Женщина развернула шаль, глянула ее на солнце: не светятся ль дырки.
– Кто ж тебе, мальчик, даст такую цену? – сказала она, словно жалеючи его, но не выпуская товар из худых желтых пальцев. – Такие полушалки в старину носили. Нынче мода совсем другая. Это вот мне для свекрови нужно, я и спрашиваю. Чтоб не терять зря времени – бери шесть рублей. Больше никто не даст.
Торговаться Ленька не умел и лишь отрицательно покачал головой.
– Ты, детка, прямо как в магазине. На базаре так нельзя, уступать надо. Ладно, полтинник еще набавлю.
– Нет. Вот за девять рублей берите.
– Ну гляди, пожалеешь.
Она вернула ему полушалок и затерялась в толпе.
«Может, надо было еще рубль уступить?» – подумал Ленька.
Все выше подымалось солнце, все жарче припекало. Народ в привозе и у ларьков поредел еще сильнее. Ленька пошел отыскивать женщину, которая хотела взять шаль для свекрови, но то ли не приметил ее, то ли она уже ушла. «Эх, дурак, дурак! Поторговаться надо было, может, она и набавила бы. Да и шесть с полтиной – большие деньги».
Одуревший от голода и зноя, Ленька сам подошел к станичнице у деревянного топчана. Она продавала из бочонка мед, вокруг липких весов и стакана вились пчелы, осы.
– Купи, тетенька.
– Зачем мне такое старье?
Леньке стало еще тоскливее.
– Ну-ка, что это у тебя? – раздался над ним равнодушный сипловатый голос. Очень высокий, очень толстый пузатый мужчина, в зеленой засаленной шляпе с обвисшими полями, в широченных, обтрепанных снизу гороховых штанах, ярко-рыжий, веснушчатый, неторопливо взял у него шаль, развернул, поглядел на свет. Найдя крошечную дырочку, пробитую молью, он, громко сопя, расковырял ее толстым, будто сосиска, пальцем и процедил сквозь зубы – Чего просишь?
– Восемь рублей окончательно.
– Может, сотню? – негромко, насмешливо сказал рыжий в шляпе и зорко, пытливо оглядел мальчишку зелеными, в рыжих искорках глазками. – Ей гривенник цена в базарный день, а нынче только подторжище.

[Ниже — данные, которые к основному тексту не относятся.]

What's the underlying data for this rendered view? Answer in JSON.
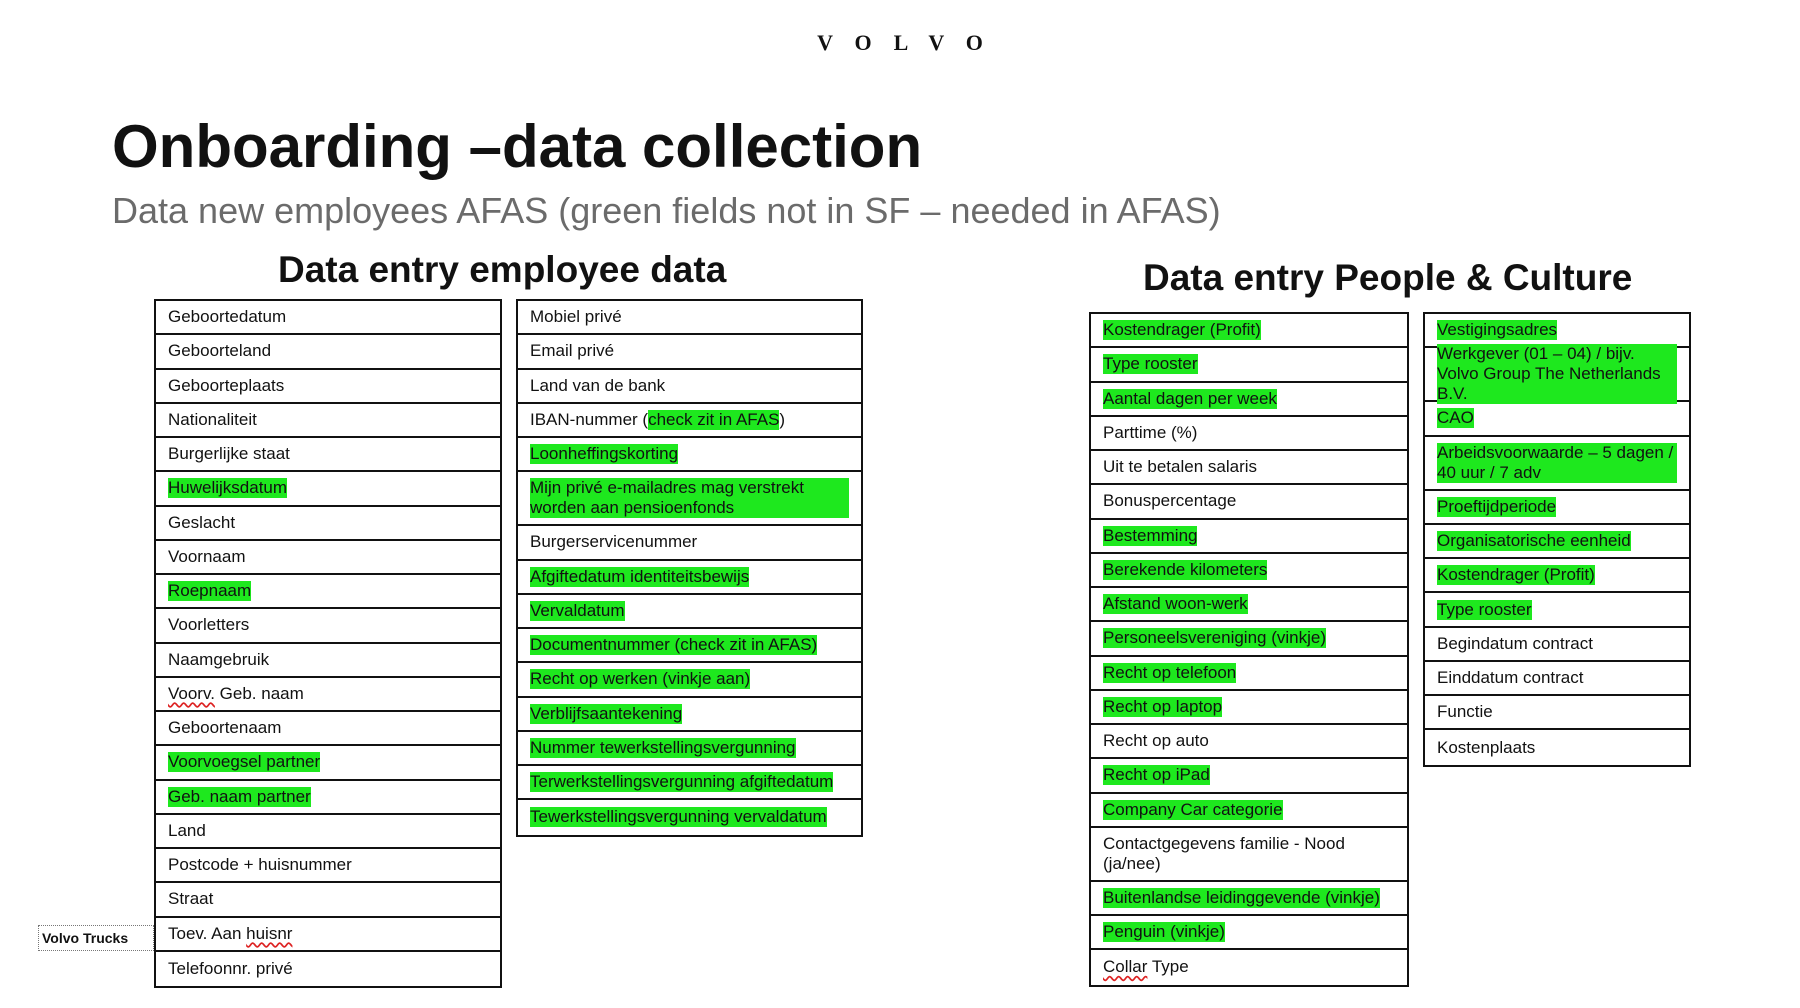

Ленька не без удивления смотрел на эту гору мяса, неведомо как втиснутую в засаленный пиджачище, на огромные ноги в разбитых, искривленных, словно не выдержавших такой тяжести, туфлях.
– Полушалок хороший. Дешевле не отдам.
– Хороший из старой рогожи? – как бы про себя произнес рыжий пузан и, вновь окинув Леньку пронзительным, оценивающим взглядом, стал на ощупь определять качество полушалка. – И бабка когда-то девкой была, да вся вылиняла. Получай полтинник и ступай ешь мороженое. А?
– Не. Мало даете..
– Мало у попа святости, а мы платим всегда с лишком!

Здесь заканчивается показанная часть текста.